1. Children who pass screening for autism spectrum disorders (ASD) at 18 months, but who later go on develop ASD display delays and atypical behaviors in social, communicative and motor domains at time of screening, as measured by instruments beyond the standard screening.
2. Females missed by early ASD screening showed a different profile of measured traits than males missed by screening.
Evidence Rating Level: 2 (Good)
Study Rundown: Screening for ASD allows identification of children who will benefit critical early interventions shown to improve outcomes in ASD. However, the heterogeneity of ASD across sex and age pose a challenge to developing instruments for screening. Currently, the most widely used screening for ASD is the Modified Checklist for Autism in Toddlers (M-CHAT). In this study, authors examined the characteristics of children who screened negative on the M-CHAT at 18 months, but who later received an ASD diagnosis (false-negative). In comparing this false-negative group to children who screened negative and did not go on to develop ASD (true-negative), the authors found that false-negative children differed on developmental and temperamental features also measured at 18 months. Overall, while this study needs validation, as it’s findings about the sensitivity and positive predictive value of the M-CHAT is discordant with existing literature, the study’s approach of co-collected data on multiple instruments allows specific analysis of how current screening for ASD could be improved. The major implication of this study is that current ASD screening may miss particular children with ASD, and that further work in developing better screening, such as including some factors measured by the authors, or sex-specific screening tools, may help prevent false-negative screens.
Study author, Dr. Roald Øien, talks to 2 Minute Medicine: Department of Psychology, University of Tromsø – The Arctic University of Norway, Tromsø, Norway.

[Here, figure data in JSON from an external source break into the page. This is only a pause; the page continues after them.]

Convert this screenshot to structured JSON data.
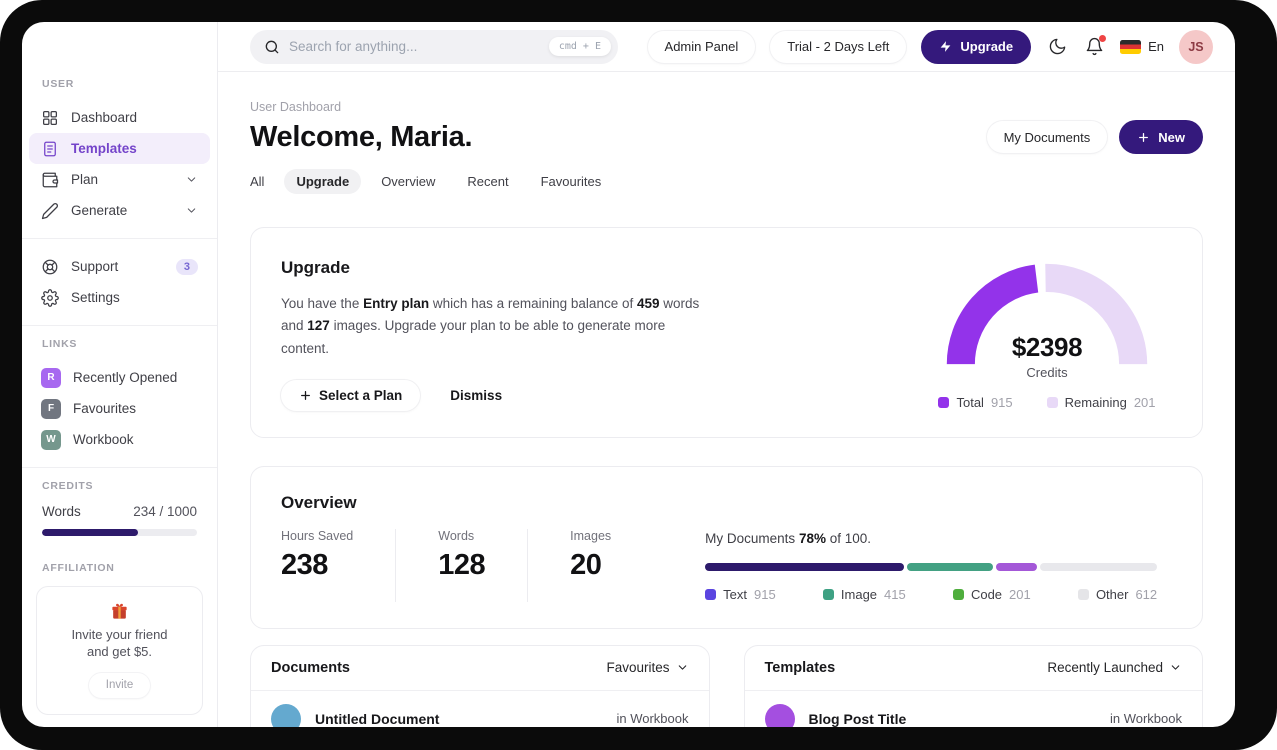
{
  "topbar": {
    "search": {
      "placeholder": "Search for anything...",
      "shortcut": "cmd + E"
    },
    "admin_panel_label": "Admin Panel",
    "trial_label": "Trial - 2 Days Left",
    "upgrade_label": "Upgrade",
    "language_label": "En",
    "avatar_initials": "JS"
  },
  "sidebar": {
    "user_section_label": "USER",
    "nav": [
      {
        "label": "Dashboard"
      },
      {
        "label": "Templates"
      },
      {
        "label": "Plan"
      },
      {
        "label": "Generate"
      }
    ],
    "support_label": "Support",
    "support_badge": "3",
    "settings_label": "Settings",
    "links_section_label": "LINKS",
    "links": [
      {
        "letter": "R",
        "label": "Recently Opened",
        "color": "#a768f0"
      },
      {
        "letter": "F",
        "label": "Favourites",
        "color": "#717680"
      },
      {
        "letter": "W",
        "label": "Workbook",
        "color": "#75978d"
      }
    ],
    "credits_section_label": "CREDITS",
    "credits": {
      "label": "Words",
      "value": "234 / 1000",
      "fill_pct": 62
    },
    "affiliation_section_label": "AFFILIATION",
    "affiliation": {
      "line1": "Invite your friend",
      "line2": "and get $5.",
      "button_label": "Invite"
    }
  },
  "header": {
    "breadcrumb": "User Dashboard",
    "title": "Welcome, Maria.",
    "my_documents_label": "My Documents",
    "new_label": "New",
    "tabs": [
      "All",
      "Upgrade",
      "Overview",
      "Recent",
      "Favourites"
    ]
  },
  "upgrade_card": {
    "title": "Upgrade",
    "body": {
      "p1": "You have the ",
      "b1": "Entry plan",
      "p2": " which has a remaining balance of ",
      "b2": "459",
      "p3": " words and ",
      "b3": "127",
      "p4": " images. Upgrade your plan to be able to generate more content."
    },
    "select_plan_label": "Select a Plan",
    "dismiss_label": "Dismiss"
  },
  "overview_card": {
    "title": "Overview",
    "stats": [
      {
        "label": "Hours Saved",
        "value": "238"
      },
      {
        "label": "Words",
        "value": "128"
      },
      {
        "label": "Images",
        "value": "20"
      }
    ],
    "progress_title": {
      "p1": "My Documents ",
      "b1": "78%",
      "p2": " of 100."
    }
  },
  "chart_data": [
    {
      "type": "donut",
      "title": "Credits gauge",
      "center_value": "$2398",
      "center_label": "Credits",
      "legend_position": "bottom",
      "segments": [
        {
          "label": "Total",
          "value": 915,
          "color": "#9333ea",
          "start_deg": 180,
          "end_deg": 97
        },
        {
          "label": "Remaining",
          "value": 201,
          "color": "#e8d9f7",
          "start_deg": 91,
          "end_deg": 0
        }
      ]
    },
    {
      "type": "stacked_bar",
      "title": "My Documents 78% of 100.",
      "percent": 78,
      "of_total": 100,
      "segments": [
        {
          "label": "Text",
          "value": 915,
          "bar_color": "#2d1a6b",
          "legend_color": "#5b45e0",
          "width_pct": 44
        },
        {
          "label": "Image",
          "value": 415,
          "bar_color": "#43a183",
          "legend_color": "#3ea183",
          "width_pct": 19
        },
        {
          "label": "Code",
          "value": 201,
          "bar_color": "#a458d8",
          "legend_color": "#4fae3d",
          "width_pct": 9
        },
        {
          "label": "Other",
          "value": 612,
          "bar_color": "#e8e8ec",
          "legend_color": "#e5e5e8",
          "width_pct": 28
        }
      ]
    }
  ],
  "documents_card": {
    "title": "Documents",
    "filter_label": "Favourites",
    "rows": [
      {
        "title": "Untitled Document",
        "location": "in Workbook",
        "avatar_color": "#64a9cf"
      }
    ]
  },
  "templates_card": {
    "title": "Templates",
    "filter_label": "Recently Launched",
    "rows": [
      {
        "title": "Blog Post Title",
        "location": "in Workbook",
        "avatar_color": "#a44fe0"
      }
    ]
  }
}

“The article contributes to our understanding that most children with a prospective diagnosis of ASD pass on 18-month screening, but they still show atypicalities in development that might not be specific to Autism Spectrum Disorders. Interestingly, females with a later diagnosis of ASD show less social fearfulness, which could make them seem less socially avoidant than males.”

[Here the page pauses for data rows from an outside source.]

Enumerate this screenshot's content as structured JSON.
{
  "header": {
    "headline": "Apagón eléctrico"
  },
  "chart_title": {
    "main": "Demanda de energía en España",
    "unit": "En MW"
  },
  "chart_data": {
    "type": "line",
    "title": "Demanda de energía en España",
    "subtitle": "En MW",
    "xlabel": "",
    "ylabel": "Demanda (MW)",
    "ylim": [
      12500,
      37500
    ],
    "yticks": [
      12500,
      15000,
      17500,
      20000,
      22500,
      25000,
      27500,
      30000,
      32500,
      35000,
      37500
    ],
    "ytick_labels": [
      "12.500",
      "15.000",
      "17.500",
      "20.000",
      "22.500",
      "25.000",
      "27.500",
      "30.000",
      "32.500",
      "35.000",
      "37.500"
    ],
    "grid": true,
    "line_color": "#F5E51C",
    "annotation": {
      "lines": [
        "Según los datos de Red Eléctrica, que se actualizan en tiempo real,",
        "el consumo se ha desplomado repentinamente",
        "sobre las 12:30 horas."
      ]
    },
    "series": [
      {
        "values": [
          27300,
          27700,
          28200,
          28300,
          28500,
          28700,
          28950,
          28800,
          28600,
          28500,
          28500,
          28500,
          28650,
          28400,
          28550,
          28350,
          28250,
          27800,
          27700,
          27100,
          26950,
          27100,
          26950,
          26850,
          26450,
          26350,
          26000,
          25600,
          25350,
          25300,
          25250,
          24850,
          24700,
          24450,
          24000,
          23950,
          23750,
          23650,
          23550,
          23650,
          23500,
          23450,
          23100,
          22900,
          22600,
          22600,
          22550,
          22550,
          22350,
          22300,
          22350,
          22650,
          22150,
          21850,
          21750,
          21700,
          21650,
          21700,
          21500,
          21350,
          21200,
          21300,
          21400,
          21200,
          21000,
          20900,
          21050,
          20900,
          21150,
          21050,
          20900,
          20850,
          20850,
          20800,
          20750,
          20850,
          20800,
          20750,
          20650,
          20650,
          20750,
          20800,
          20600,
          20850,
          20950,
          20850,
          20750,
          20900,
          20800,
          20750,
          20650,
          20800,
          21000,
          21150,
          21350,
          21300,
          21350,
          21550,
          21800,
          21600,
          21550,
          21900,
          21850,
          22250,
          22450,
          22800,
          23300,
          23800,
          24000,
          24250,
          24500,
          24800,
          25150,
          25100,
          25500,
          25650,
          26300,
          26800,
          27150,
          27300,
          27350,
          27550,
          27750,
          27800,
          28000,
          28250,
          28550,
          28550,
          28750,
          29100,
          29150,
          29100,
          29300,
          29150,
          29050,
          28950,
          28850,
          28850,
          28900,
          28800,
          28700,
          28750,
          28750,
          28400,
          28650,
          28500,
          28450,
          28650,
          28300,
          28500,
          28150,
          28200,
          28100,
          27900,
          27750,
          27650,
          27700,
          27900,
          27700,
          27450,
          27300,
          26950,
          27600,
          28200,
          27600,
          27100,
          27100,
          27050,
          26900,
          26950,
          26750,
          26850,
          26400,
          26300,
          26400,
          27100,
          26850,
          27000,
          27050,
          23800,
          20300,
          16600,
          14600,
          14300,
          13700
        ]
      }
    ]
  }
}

Relevant Reading: Autism Spectrum Disorder: Primary Care Principles
In-Depth [retrospective cohort]: The study sample was derived from the Norwegian Mother and Child Cohort Study, with a specific sub-sample of 68 197 M-CHAT screen-negative cases. Of those, there were 228 cases of ASD later diagnosed. M-CHAT screening, as well as portions of the Ages and Stages Questionnaire (ASQ) and the Emotionality Activity Sociability Temperament Survey (EAS), were completed at 18 months of age for each child. Univariate ANOVAs compared across eventual diagnosis (ASD vs no ASD) and sex (male vs female) for domain scores from the ASQ and EAS measures. Lower scores by the false negative group on ASQ measures were found in all four domains (social, communication, fine motor, and gross motor, all p<0.001), and interactions between sex and eventual diagnosis group were found in all but the fine motor category. In the EAS measures, lower scores by the false negative group were noted in the sociability (p<.001) and activity domains (p<.036). No differences were noticed across eventual diagnosis groups or sex for emotionality. Although there was no difference between eventual diagnosis group or sex in the shyness domain, there was a robust diagnosis by sex interaction (p=.001). The post-hoc analysis showed that false negative girls were rated as less shy than girls in the true negative group (p=.035), or the boys in the false negative group (p=.017).